Zwangsläufig mit dem Kochen musste ich mich auch mit den Vorräten befassen. Da wurde es chaotisch, denn beim Stauen der gekauften Vorräte in Cuxhaven und Ijmuiden wurde keine Stauliste geschrieben. Die Sucherei war nervend. Erst in Cherbourg konnte ich eine solche anfertigen. Bei der Sucherei entdeckten wir allerdings noch jede Menge Konserven, die irgendwie in Vergessenheit geraten waren. Lustig wurde es bei den Gewürzen. Da lagen alte und neue einträchtig in einem Schubfach. Papiertüten waren aufgeweicht, Gläser rollten herum und es entstanden so neue Gewürzmischungen. Im vorgesehenen Gewürzregal steckten irgendwelche Papiere und Gebrauchsanweisungen. Höchste Zeit Ordnung zu schaffen. Wieder eine Erkenntnis, welche mich nicht gerade wie ein Donnerschlag traf, aber mir dazu verhalf, auch anderen beizubringen, dass Ordnung auf dem Schiff sogar lebenswichtig sein kann.

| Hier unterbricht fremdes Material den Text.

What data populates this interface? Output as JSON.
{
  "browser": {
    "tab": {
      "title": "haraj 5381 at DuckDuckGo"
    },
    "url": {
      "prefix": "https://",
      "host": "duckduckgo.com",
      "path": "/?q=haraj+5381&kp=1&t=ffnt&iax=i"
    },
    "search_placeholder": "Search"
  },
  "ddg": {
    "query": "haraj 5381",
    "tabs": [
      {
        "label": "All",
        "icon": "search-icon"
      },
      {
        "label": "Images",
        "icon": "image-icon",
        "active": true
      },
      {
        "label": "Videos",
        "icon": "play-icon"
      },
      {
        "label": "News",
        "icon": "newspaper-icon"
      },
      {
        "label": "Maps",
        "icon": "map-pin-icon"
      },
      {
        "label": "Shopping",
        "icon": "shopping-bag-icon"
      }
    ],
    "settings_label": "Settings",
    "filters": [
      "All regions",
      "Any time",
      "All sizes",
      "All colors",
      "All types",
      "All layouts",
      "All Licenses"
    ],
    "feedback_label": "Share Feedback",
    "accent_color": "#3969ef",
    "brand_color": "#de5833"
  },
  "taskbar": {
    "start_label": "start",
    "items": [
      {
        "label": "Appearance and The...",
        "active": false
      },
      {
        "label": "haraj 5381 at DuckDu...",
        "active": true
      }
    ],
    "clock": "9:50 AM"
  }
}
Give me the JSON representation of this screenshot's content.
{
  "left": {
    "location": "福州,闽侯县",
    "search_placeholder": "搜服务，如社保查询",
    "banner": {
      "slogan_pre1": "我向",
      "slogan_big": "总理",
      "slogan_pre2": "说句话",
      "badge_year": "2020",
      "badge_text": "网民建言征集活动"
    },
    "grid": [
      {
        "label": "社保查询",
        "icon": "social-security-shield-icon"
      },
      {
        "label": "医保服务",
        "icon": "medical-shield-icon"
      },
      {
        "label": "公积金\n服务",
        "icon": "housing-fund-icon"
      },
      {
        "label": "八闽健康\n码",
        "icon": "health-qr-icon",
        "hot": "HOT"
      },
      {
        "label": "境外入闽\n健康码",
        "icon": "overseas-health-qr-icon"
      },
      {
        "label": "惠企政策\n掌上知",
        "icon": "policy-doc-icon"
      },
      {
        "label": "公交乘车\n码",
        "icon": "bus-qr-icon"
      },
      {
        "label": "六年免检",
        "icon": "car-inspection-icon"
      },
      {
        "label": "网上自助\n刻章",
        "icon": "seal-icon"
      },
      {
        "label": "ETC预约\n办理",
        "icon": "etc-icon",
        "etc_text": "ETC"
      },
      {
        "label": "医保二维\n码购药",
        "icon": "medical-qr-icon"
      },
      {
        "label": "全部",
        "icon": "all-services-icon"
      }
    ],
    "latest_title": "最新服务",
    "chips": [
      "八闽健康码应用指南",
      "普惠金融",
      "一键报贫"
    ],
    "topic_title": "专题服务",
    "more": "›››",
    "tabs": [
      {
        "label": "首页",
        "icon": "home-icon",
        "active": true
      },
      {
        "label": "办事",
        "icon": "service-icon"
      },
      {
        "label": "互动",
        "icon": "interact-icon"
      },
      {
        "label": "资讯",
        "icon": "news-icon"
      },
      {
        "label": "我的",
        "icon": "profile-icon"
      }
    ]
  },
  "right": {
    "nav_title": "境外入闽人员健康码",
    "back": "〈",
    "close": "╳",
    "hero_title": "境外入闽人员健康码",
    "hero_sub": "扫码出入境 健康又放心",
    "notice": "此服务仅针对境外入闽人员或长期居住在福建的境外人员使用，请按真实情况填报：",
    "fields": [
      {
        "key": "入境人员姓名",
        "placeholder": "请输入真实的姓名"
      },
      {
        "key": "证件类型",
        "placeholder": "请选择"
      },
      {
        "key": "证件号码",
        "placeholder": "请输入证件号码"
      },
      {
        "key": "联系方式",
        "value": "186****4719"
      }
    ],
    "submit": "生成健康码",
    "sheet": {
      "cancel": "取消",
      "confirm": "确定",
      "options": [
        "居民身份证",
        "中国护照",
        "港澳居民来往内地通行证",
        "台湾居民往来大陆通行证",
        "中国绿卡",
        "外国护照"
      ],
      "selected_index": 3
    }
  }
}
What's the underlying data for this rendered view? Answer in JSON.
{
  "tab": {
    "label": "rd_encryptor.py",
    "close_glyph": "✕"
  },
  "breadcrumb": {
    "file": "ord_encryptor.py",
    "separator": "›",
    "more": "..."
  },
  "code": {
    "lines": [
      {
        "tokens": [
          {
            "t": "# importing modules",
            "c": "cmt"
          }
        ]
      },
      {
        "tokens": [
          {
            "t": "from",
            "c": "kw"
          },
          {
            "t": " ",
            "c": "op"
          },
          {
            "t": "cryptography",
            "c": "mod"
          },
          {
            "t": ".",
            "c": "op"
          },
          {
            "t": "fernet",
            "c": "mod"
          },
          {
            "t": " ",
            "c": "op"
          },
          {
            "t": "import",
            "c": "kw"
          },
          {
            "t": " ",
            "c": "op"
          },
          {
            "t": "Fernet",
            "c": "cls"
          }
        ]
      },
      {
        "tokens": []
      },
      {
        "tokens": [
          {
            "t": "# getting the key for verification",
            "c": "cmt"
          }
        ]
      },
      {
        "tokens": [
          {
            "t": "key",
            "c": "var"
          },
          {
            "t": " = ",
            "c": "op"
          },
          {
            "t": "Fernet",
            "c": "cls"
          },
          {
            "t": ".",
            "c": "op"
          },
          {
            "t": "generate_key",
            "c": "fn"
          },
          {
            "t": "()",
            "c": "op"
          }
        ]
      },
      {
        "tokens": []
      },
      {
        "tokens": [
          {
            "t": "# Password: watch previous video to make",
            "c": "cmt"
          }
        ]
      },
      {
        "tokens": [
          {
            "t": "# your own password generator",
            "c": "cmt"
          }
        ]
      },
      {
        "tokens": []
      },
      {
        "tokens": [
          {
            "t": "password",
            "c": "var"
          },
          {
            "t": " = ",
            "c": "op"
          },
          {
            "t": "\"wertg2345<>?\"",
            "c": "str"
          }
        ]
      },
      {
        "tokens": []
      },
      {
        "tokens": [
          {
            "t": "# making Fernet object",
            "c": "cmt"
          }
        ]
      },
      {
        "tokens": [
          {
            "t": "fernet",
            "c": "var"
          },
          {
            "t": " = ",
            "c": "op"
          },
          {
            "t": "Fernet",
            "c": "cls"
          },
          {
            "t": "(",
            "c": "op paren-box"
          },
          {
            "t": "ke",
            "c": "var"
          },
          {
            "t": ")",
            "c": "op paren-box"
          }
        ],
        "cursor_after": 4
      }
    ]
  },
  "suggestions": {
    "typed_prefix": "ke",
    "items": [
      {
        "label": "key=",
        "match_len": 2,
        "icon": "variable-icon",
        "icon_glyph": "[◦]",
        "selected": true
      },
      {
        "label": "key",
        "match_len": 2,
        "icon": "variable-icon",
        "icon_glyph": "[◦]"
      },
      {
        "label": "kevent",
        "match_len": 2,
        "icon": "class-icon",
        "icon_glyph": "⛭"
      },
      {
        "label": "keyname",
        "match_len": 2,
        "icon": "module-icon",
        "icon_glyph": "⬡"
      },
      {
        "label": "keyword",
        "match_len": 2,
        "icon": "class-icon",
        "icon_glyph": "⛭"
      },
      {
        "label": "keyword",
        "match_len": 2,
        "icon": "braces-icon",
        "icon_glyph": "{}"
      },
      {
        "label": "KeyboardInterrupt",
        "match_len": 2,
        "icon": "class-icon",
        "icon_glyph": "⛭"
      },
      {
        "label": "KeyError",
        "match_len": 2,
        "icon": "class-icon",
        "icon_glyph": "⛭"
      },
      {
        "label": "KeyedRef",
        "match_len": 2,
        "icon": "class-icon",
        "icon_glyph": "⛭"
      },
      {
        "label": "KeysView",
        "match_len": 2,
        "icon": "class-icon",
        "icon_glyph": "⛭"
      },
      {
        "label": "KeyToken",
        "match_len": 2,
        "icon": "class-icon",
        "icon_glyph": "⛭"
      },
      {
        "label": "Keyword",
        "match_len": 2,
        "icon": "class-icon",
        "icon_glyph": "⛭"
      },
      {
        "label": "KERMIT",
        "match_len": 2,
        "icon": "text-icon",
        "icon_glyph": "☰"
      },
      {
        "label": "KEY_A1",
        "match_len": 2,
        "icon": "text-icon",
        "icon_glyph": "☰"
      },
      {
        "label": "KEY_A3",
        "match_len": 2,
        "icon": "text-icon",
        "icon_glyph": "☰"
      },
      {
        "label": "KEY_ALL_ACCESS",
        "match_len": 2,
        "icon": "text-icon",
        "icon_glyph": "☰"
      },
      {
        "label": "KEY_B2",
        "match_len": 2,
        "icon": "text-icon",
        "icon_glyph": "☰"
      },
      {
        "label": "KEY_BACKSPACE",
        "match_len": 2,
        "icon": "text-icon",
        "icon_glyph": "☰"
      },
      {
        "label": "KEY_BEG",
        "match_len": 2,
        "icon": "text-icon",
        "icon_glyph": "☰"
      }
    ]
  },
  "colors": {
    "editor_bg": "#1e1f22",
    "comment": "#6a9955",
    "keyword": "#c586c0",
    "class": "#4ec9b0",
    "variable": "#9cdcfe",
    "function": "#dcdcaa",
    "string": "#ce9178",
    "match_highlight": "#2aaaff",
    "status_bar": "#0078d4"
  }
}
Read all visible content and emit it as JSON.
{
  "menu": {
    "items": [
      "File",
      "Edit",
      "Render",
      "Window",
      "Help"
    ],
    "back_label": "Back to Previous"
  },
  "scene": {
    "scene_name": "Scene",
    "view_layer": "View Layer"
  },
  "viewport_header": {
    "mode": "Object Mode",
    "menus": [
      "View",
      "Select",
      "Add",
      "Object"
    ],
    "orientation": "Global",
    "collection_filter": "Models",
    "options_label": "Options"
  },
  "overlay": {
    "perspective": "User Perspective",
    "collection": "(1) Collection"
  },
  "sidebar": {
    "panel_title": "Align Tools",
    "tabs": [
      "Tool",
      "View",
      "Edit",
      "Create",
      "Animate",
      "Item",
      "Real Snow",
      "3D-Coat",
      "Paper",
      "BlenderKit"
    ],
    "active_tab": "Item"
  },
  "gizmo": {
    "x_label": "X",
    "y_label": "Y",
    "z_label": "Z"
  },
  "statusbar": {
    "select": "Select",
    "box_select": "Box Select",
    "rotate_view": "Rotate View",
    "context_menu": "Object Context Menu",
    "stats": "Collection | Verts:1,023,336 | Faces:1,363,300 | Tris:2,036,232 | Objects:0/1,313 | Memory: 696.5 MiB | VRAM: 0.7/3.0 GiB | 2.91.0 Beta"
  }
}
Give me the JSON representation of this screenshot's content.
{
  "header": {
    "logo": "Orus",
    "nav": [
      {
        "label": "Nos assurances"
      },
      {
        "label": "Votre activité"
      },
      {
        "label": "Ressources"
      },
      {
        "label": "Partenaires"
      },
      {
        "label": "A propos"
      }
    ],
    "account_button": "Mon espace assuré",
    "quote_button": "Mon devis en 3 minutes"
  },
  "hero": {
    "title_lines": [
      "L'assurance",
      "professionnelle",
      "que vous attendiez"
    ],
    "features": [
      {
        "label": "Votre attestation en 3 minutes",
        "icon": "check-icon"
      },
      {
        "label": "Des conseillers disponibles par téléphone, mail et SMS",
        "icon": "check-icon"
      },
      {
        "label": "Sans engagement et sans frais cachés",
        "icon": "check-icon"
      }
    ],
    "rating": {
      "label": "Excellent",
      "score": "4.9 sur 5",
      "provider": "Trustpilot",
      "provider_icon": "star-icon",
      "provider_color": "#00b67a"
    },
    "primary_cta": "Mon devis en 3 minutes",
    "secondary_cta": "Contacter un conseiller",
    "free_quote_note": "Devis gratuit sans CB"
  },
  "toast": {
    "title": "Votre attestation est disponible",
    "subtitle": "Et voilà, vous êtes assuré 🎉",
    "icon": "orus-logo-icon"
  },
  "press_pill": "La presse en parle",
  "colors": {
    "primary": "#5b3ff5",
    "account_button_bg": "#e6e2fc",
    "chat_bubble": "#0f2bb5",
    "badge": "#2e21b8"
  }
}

Bild oben: Brot backen war auch eine neue Erfahrung
Bild unten: Pantry der SY "SUNSTAR"

Bild oben: Pantry der SY "CALYPSO"
Bild unten: Pantry der SY "SAMBA"

Mein Sohn Robert mit großem Einkauf in Ijmuiden, Niederlande

In der Marina Seeport. Ein neues Getriebe wird eingebaut und Jürgen kocht unter erschwerten Bedingungen.

Die Unachtsamkeit eines Mitseglers, es wurde nie herausgefunden, wer es war, brachte mir in Brest eine fein vor sich hin stinkende Arbeit ein. Alle waren von Bord und eine neue Crew wurde erwartet. Ich machte klar Schiff, kaufte ein und staute neue Lebensmittel. Als ich den Kühlschrank öffnete, blieb mir erst mal die Luft weg. Ein penetranter Gestank wies mir den Weg zur Ursache. Besagter Freund hatte eine offene Packung Milch im Kühlschrank gestaut. Diese kippte bei dem heftigen Seegang vor Brest um und ergoss ihren nahrhaften Inhalt über die im Kühlschrank gestauten Boxen, Bierbüchsen und Wasserflaschen. Nun hatte abgeweichtes Papier den Abfluss in die Bilge verstopft und die Milch verwandelte sich trotz Kühlung nach den Gesetzen der Zersetzung in eine schmierige übel riechende Pampe. Sozusagen die Vorstufe von Käse. Fluchend machte ich mich daran alles auszuräumen, den Abfluss in die Bilge zu säubern und fein säuberlich alles abzuwaschen, zu trocknen sowie neu zu stauen.
Mir blieb offensichtlich nichts erspart. Dachte ich. Aber es kam schlimmer.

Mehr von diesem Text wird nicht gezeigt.